Josh Ritter: One of those nights….

It takes large stones to begin a show in a noisy, jammed New York club by coming out solo, dropping to your knees and howling like an Idaho wolf. Josh Ritter did that. He began his second song, also solo. Then, one by one, the other musicians stepped onstage and, like artists who know exactly how good they are and what it took to get that good, Ritter and the Royal City Band presented a demonstration of what adult rock music can be: smart and powerful, loud and tender, wise and innocent. I have seen Josh Ritter perform dozens of times; I’ve never seen a show like this.

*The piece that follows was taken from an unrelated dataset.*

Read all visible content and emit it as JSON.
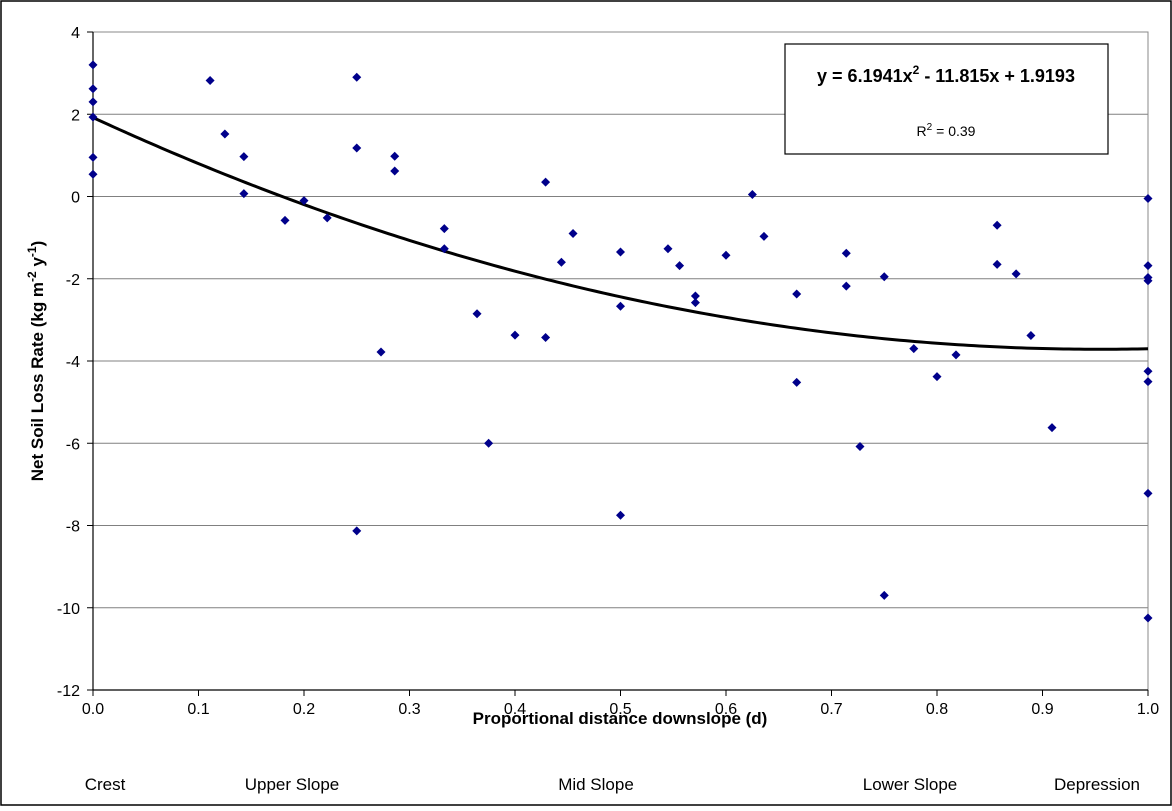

The arc of his new CD — from his wife’s kick-in-the-gut announcement that their marriage was over to a wish for joy to all, ex-wife explicitly included — was the spine of the show, but not more than that; Ritter curated his catalogue and delivered it with fire and precision. And the band! Not just crisp, but honed. Of course this crowd knew all the words. And not only sang along, but sang a tears-in-the-eyes-beautiful counterpoint in a favorite number. We hit the street buzzing, humming the tunes, like Broadway in the golden age. So I’m looking at you, you smart people in the cities ahead: Pittsburgh, Richmond, Charleston, Charlotte, Nashville, Knoxville, Birmingham, Baton Rouge, New Orleans, Lansing, Denver, Sun Valley and Lenox. Tickets here. Joy guaranteed. You find a better deal, let me know.

Crowd Funding: Garland Jeffreys and Ann Medlock

Garland Jeffreys, friend of the site, is a kickass ageless rocker who can’t stop creating. His last CD, The King of In Between, went into heavy rotation when it was released and hasn’t slipped off my personal hit parade. Now he’s raising money for his new CD. But click on his picture and let him tell you.

Badge

Ann Medlock, also a friend of the site, is the force behind The Giraffe Heroes Project, which identifies and honors people who stand up for what they believe — people who stick their necks out. Now she’s launched a Kickstarter campaign to fund "Two Tall Tales," a popup book for kids that shows how the giraffe got its long neck — by being brave and caring. She’s made a terrific video to pitch her project.  And, if you’re moved, help her move.

 

Quarterly: a small step for Jesse, a giant step for the Internet

Gretchen Rubin, Tim Ferris, Cool Hunting, Amanda Hesser — not a shabby lineup. Well, move over, kids, because there’s a new member of the team: me. It’s like this: There’s this service called Quarterly. You pick a contributor, plunk down your subscription fee, and, four times a year, you get a mystery package. (If you sign up for me, you have a pretty good idea that it will rain some sort of culture on your head, but … you never know.) Hint about my first box: When it arrives, odds are good that many will be buzzing about this subject. I give you a deeper, smarter, possibly more fun look, and from several angles. But I can say no more. Here’s Quarterly. And here’s my contributor’s page, with a photo taken, for a fee that was a bitch to negotiate, by our child.

‘The Love Song of J. Alfred Prufrock’ — literally

My friend Georgia Shreve is having a concert this Friday, May 3, at Weill Hall at Carnegie Hall. I asked her for a preview: “My concert brings together the loves of my creative life: literature and music. I’m fascinated with the work of T.S. Eliot, and I have chosen ‘The Love Song of J. Alfred Prufrock,’ a poem that is an early and iconic work not just for him, but for Modernism. The New York Times referred to the initial piano-vocal performance as ‘an expansive, psychologically pointed setting of the poem in an artfully blended performance…’” The concert will feature ‘Prufrock’ as performed by a chamber orchestra, along with a performance of Shreve’s Piano Concerto, by the Manhattan Contemporary Chamber Ensemble. Tickets are available online via Carnegie Hall.

The movie to see: ‘Mud’

Would you run to a film with a gloppy one-word title? I wouldn’t. But having chosen our last film — Danny Boyle’s loathsome ‘Trance’ — the choice wasn’t mine. And the New York Times review was enthusiastic. And ‘Mud’ stars Matthew McConaughey. So off we went. Verdict: a terrific movie, acutely written, brilliantly acted, tense and funny. And original, which, is this season of sequels, is almost reason enough to see it.